The White House said this week the administration had "serious concerns" about its legal immigration provisions but said many sections dealing with illegal immigrants were similar to those proposed by President Clinton.

Congressional passage of an illegal immigration bill the president could sign would give both Clinton and the Republican Congress a popular election-year achievement to present to voters deeply concerned about illegal immigration.

However, the bill's voluntary pilot program under which employers would check with a government database to find out if a job-seeker is allowed to work was criticized as the first step to a "big brother" national identity system.

The bill's backers denied the charge and said a verification system was needed to combat forged documents.

The amendment cutting out the legal immigration provisions, proposed by Republican Dick Chrysler of Michigan was supported by 75 Republicans, 162 Democrats and an independent; 158 Republicans and 25 Democrats voted against.

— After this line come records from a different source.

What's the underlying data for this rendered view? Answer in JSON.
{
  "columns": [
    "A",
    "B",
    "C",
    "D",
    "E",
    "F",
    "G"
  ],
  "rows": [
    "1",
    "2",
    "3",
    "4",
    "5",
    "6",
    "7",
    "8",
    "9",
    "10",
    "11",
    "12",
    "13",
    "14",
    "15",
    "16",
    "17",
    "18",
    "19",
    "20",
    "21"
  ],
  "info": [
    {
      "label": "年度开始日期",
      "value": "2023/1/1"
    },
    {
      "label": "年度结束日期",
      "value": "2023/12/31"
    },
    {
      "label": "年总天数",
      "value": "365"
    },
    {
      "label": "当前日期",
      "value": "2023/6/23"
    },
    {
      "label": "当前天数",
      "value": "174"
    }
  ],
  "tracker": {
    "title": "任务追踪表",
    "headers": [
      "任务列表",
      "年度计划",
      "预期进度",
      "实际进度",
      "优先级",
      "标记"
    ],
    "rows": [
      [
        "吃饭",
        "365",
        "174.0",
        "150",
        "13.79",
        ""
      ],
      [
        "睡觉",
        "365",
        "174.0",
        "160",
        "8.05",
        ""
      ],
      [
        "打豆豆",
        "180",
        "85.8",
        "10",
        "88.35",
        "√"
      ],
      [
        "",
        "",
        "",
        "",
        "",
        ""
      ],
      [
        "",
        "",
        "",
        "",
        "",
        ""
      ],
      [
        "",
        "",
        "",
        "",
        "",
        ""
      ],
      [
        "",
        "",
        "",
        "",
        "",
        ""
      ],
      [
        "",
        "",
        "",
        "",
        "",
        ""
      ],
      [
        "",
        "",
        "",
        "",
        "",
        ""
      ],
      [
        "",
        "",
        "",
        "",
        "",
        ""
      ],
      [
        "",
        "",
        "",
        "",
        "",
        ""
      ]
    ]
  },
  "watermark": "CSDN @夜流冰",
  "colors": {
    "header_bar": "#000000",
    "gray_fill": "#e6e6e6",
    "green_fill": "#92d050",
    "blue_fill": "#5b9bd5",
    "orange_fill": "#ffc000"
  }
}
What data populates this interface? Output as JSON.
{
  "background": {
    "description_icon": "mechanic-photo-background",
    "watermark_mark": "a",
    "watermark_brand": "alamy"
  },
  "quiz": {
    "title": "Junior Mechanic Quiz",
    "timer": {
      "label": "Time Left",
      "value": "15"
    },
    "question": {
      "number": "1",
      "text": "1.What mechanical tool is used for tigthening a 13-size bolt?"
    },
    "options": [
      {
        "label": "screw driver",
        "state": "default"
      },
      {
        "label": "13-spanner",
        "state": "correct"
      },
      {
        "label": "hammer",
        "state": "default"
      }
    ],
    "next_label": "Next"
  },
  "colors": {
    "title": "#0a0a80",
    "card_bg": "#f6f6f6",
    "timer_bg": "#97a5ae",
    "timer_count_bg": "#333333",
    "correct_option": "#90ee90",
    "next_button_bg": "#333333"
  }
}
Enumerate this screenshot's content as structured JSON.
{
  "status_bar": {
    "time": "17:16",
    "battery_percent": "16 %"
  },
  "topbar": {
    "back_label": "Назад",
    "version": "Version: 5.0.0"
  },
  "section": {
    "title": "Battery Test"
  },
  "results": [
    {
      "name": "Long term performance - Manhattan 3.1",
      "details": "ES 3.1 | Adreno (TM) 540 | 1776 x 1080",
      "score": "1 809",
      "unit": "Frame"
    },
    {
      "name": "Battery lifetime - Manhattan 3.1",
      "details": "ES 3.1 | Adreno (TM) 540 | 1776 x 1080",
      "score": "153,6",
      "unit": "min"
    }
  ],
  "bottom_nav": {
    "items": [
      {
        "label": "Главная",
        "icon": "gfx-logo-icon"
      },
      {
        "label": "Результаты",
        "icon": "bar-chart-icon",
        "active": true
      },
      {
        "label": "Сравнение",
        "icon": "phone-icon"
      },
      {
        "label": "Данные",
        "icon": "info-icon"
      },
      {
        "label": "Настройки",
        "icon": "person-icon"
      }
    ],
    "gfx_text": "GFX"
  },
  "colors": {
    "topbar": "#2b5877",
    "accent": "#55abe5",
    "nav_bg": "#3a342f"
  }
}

Supporters of the unified bill said restrictions on legal immigration were essential if the United States was to avoid severe social and quality-of-life problems in the next century brought on by rapid population growth.

They defended the bill's new family reunification rules designed to end "chain" migration in which parents and siblings are allowed to join naturalized Americans.

The bill would have limited reunification to "nuclear families" -- mostly spouses and unmarried children under 21, as well as parents of U.S. citizens provided they had health insurance.

But critics of the reform measures defended America's historic commitment to immigration.

"Legal immigration is the lifeblood of our country," said Democrat Jane Harman of California.